In her book, “Animals in Translation;” Dr. Temple Grandin makes the argument that the human brain has gone through three major evolutionary spurts. Each of these brains is responsible for different aspects of our nature, as i see it.
the soul, it seems to me, is a semantic structure born into a political environment; the reptilian aspect is too common, it identifies no freedom. Maybe?
Hi. The ancients knew a lot about human nature: no machines, no computers – I think they saw it clearly, and their perspective is awe inspiring. One of the greatest of these thinkers was Plato, whose definition comes down to us through the ages:
“Man is a featherless biped.”
…Kinda makes you think, doesn’t it?
Of course it was his protege, Aristotle, who defined “nature” as “a principle of movement or rest within a thing”, and his definition for man seems to have had more holding power over man’s thought than Plato’s – through Roman times and into Scholastic thought:
“Man is a rational animal.”
Which works great for Catholics, who believe man’s nature is good, but somehow flawed by Original Sin, distance from God; whose effect is (in part), “the darkening of the intellect, and the weakening of the will”.
That’s human culture,not human nature. Clearly economics, not ecologics. Safety offerings and the delusion of ego. It’s human nature to cut through the bullshit but; you have to be careful not to throw the baby out with the bathwater.
If it were true. Since the beginnings of agriculture, humans have tried to raise their own food in seclusion from the chances of the natural state, like the new art of fish-farming, when resources grow scarce. It’s like that other movie with Will Smith in it, Independence Day, where humanity is horrified by the intentions of the conquering and insatiable aliens. See, human nature, which wrote these movies, can be horrified by it’s own intemperance too.
Second, Clapton is not God. God is Bono … or at least Bonum.
Well, I’m sure we would manufacture them out of something else if possible – like substituting plastics for other materials, or making artificial gems…or substituting hydrogen for gasoline.
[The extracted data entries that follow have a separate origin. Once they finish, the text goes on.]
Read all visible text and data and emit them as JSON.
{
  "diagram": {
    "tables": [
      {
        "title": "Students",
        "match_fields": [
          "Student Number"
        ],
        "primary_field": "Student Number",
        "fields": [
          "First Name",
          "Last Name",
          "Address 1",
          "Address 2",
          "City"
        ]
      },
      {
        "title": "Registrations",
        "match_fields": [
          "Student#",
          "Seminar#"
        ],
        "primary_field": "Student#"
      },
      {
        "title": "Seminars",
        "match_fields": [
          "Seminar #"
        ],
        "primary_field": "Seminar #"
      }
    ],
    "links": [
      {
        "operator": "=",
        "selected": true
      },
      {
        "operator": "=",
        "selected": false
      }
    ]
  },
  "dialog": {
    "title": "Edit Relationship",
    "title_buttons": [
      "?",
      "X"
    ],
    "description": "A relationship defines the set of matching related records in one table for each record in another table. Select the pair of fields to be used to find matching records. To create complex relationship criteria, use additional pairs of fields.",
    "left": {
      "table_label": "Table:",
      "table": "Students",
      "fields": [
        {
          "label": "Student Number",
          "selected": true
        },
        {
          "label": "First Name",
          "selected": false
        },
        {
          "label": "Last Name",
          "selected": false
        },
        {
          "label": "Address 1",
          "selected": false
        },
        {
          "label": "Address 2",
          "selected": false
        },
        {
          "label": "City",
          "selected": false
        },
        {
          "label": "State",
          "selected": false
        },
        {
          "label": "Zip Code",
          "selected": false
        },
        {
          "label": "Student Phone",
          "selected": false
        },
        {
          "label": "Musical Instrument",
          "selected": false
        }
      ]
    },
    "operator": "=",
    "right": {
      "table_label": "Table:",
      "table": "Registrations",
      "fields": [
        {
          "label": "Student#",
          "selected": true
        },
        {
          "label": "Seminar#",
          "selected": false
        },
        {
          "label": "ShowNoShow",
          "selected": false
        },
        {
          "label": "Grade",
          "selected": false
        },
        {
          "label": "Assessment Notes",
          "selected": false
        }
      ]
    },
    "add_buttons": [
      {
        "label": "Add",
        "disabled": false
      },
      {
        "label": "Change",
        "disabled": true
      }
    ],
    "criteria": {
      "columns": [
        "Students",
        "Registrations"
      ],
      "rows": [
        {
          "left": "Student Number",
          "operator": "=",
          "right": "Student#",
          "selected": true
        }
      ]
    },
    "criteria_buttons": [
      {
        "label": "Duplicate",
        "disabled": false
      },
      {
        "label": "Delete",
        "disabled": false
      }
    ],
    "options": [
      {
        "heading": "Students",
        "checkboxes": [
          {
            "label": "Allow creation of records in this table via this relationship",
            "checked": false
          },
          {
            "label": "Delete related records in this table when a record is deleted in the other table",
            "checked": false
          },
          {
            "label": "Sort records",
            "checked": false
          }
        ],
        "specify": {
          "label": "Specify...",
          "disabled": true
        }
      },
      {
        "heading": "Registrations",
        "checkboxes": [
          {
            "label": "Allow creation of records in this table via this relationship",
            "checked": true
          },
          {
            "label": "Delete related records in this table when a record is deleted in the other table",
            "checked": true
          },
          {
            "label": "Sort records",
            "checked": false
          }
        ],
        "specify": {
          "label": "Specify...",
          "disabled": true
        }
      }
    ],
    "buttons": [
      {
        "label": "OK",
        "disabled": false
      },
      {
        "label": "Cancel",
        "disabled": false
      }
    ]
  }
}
Besides, what other animals compete with us for minerals?
But seriously, substituting inorganics for inorganics can last only so long, thus the virus bit was very appropriate. When we finish with the planet we better start mining on another or we are gunna be screwed
Well, if you want to get all legalistic but; i might argue that human culture is not evident in the behavior of a single human organism.
To skip the semantics, how about we ground some concepts in the structure and function of the brain? Behaviors that result from inate, genetically coded structures could be considered ‘human nature’ and behaviors that result from learned sructures could be ‘human culture.’
I understand that, ultimately, it’s all human nature but; in order to facilitate a critical examination of one’s own culture, i think it makes sense to understand a distinction and its ground.
I’d say that human nature is essentially animalistic - we act on the survival instinct. The fundamental difference between us and other animals is that our functions maintain a level of complexity that allows us to overlook this essential animalism and intellectualise our functions into something greater, in vain. I think we can see traces of this latent animalism within all of our relationships and actions: in the way we choose a mate, in our insistent selfishness, in our desire for our own territory, etc.
human nature; we are all aware/sentiant, we all have conceptions,we all need air/food/water, we are all mortal. beyond that, human life is only limited by economics, physics, biology. some of us adhere to established moral standards(judicial law/ religion)- referance conception(we all belive what we want) that is the base set of charectoristics all humans have, aka our nature.